Yes! I did, too.
Procedurals 1: Anything You Say Can and Will Be Used Against You.
This thread is for procedural TV, shows where the primary idea is to figure out the case. [NAFDA]
Me three.
and I. I didn't have trouble with Prentiss buying an expensive place--she seems to have come from lots of money.
Oh, good. Not just me. I was disappointed that Reed didn't bring that up as a possibility.
I didn't have trouble with Prentiss buying an expensive place--she seems to have come from lots of money.
TCG brought that up too.
I thought it looked like a communcator too.
and I. I didn't have trouble with Prentiss buying an expensive place--she seems to have come from lots of money.
I know that she has money, but she didnt strike me as the knind of personality tomspend that kind of money unless she really wanted something. She was ambivalent at best, I think And, the distance still isn't worth it. Trust. There is no such thing as "going against traffic" in DC.
More belated Castle commments: Do Not Want the new captain. She made me hyperventilate with annoyance on 24, and she's doing the same here. I'm not enjoying hating her. I just hate her.
I got my free week of Hulu Plus so I could watch all of season 4, and am now in the middle of Kick the Ballistics, where Ryan's old gun is used in an execution. I love the little things, like as Beckett and Castle are bursting into the interrogation room to haul Ryan off the undercover cop, Esposito is standing back and grinning.

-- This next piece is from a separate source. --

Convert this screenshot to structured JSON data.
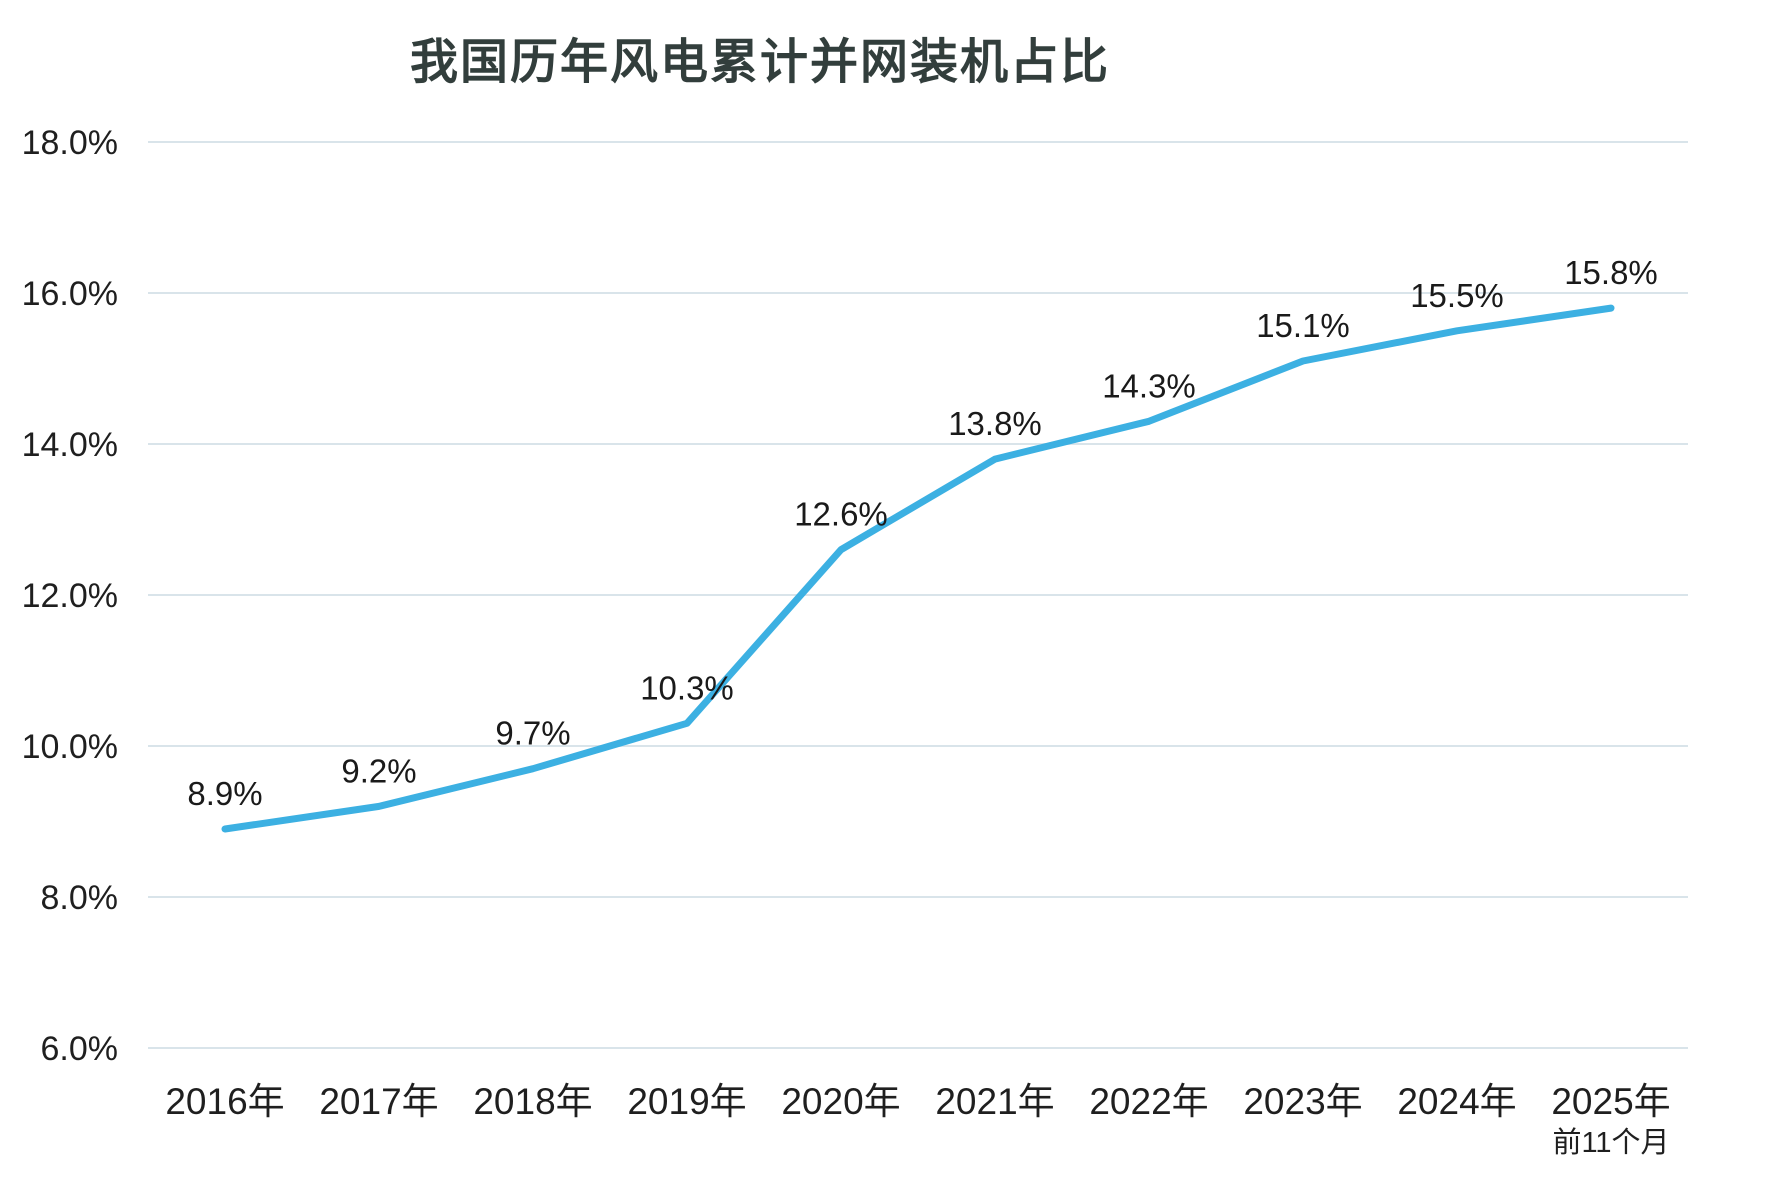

Comment on Sherlock (As long as they have Lestrade, technically it has a procedural aspect right?). How did Sherlock get fooled into thinking the corpse was Irene? Either Irene found a corpse who was her twin from the neck down on very short notice, or she found a body double years ago and killed her and mutilated the face when she needed to fake her death. The third explanation is that Sherlock knew it wasn't her, but pretended to be fooled to help Irene survive, and the "heartbreak" was just acting. Any possible explanations besides those three? (Well other than the writers left a plot hole either because they missed it, or because they weren't going let a gaping plot hole get in the way of telling the story they wanted to tell.)
Handwavium? didn't watch, so I have nothing substantive to add.
It didn't make sense to me either - unless he was somehow in on it.
Perhaps he could tell it wasn't her but felt that pretending she was dead was better?
ETA: Possibly to see what she would do next.